109 children are older and someone has to pick them up from school. Or when a domestic worker or an ayah walks to the bus stop because it is the cheapest commute. Only actual need or urgency can justify a respectable woman’s presence under open air. But if the same woman has the privilege of money or man, some way to access a vehicle or a Careem, or some brother or husband to drive her around, then there is no reason for her to step outside at all.

5) Girls at Dhabas Facebook Page, 23rd March 2016 : https://www.facebook.com/girlsatdhabas/posts/469176973291889 We are sitting at a dhaba – four women and camera crew.
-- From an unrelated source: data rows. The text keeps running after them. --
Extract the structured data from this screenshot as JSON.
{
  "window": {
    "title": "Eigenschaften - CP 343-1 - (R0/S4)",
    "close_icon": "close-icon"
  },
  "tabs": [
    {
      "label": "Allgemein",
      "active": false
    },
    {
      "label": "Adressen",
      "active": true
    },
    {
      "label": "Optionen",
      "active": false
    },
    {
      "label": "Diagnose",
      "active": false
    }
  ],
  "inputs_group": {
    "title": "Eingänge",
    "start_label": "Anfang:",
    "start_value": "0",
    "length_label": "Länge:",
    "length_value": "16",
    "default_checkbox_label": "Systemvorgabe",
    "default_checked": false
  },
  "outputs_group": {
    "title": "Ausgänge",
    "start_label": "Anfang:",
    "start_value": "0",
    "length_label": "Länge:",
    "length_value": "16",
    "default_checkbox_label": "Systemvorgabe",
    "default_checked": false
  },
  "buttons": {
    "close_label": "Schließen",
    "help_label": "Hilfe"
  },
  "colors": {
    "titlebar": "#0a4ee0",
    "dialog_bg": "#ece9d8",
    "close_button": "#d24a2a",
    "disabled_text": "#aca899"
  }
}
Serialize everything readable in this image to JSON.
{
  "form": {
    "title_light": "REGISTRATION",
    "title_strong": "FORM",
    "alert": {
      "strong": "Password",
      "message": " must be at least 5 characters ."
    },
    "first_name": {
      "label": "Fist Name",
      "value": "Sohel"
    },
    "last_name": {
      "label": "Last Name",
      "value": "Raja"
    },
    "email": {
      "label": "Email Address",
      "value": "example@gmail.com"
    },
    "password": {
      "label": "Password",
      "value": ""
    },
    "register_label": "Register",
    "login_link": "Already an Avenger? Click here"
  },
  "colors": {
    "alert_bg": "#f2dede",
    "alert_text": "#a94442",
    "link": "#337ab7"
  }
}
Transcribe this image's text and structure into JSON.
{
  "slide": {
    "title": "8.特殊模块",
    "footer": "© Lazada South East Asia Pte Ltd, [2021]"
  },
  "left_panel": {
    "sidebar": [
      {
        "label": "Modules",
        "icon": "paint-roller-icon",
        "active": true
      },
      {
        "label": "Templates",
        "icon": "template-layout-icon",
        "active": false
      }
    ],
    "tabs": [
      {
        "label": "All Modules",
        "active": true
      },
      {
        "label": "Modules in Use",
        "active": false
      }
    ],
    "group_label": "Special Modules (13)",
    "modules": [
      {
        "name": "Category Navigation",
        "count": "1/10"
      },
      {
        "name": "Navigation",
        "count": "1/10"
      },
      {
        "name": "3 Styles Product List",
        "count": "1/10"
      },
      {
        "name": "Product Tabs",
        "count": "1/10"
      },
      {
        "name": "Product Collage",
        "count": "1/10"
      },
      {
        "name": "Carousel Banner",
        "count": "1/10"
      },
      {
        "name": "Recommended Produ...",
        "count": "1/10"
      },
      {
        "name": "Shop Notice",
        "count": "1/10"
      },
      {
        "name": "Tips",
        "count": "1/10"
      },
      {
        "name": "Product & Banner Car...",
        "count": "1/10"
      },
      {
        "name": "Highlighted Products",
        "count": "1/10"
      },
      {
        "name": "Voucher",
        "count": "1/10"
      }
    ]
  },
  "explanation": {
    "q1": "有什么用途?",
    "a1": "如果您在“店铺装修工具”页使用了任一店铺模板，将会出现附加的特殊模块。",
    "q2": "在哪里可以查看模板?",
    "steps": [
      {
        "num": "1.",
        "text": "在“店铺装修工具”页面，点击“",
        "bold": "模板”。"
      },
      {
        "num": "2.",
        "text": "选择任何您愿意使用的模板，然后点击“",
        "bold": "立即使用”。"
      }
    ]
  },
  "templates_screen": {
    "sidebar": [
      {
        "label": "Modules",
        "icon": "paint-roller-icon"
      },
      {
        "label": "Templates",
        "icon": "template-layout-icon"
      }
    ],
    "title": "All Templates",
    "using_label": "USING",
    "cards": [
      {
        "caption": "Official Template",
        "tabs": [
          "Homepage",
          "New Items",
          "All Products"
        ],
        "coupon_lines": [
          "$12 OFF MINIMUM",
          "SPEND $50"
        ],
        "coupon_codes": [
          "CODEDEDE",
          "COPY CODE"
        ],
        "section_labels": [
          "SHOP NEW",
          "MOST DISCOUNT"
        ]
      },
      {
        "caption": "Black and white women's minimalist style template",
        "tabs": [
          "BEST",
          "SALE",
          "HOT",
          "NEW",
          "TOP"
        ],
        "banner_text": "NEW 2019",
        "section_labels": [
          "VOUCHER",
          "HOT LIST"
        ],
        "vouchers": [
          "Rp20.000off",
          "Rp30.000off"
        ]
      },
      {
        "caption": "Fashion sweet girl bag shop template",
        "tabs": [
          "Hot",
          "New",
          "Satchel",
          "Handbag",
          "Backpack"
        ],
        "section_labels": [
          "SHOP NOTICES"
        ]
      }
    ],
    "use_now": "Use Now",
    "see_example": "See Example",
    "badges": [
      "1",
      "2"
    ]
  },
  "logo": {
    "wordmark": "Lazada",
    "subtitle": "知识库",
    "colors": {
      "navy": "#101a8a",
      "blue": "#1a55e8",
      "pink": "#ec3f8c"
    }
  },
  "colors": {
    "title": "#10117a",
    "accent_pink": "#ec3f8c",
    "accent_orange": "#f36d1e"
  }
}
The reporter from one of the most globally viewed [read: western], mainstream British outlets looks me in the eye and asks, “So how safe do you feel at the moment? We were just surrounded by a group of little boys [because of the cameras], do you think the situation can ever turn on you?" I stare back blankly at the reporter. I feel exhausted. I know the answer she wants – the answer her viewership perhaps wants to *consume*—but the response in my head is not going to satisfy the subtle insinuations and assumptions neatly packed in the syntax of her question. I have already told her for a previous question that at most we get stares and have never had an overtly threatening encounter so far. “I don’t have an answer to that” but before she can turn the mic to someone else, I add— “you need to understand, us intentionally sitting outside is not radical. These are baby steps, but important steps for fuller participation in the public sphere” Safety is not the issue usually on my mind. Safety is not often even the issue at hand—no one is really bold enough to confront someone randomly, violently, in such a crowded, busy part of town. The disobedience or the “threat” that can actually amount to any (self-inflicted) damage—is from my parents, relatives and their social circles, and the construction of that threat is a loss of respectability. Not safety. In another question she asks “So what is it about the tradition or culture that results in the exclusion of women in public?” Me: “I am unsure to what extent it is the result of our own tradition/culture—but I often wonder to what extent the class dynamic that results in upper/middle-class women being shuttled from one private space to another is inherited from our colonial experience, when white women of the British Raaj were shuttled from one private space to another, to “protect” them from the local, “native” man?” I don’t know if I managed to get the weight of the nuances across in those few seconds/words. I doubt if they will even make it to the final edit of the interview. But I did lose sleep over her questions last night.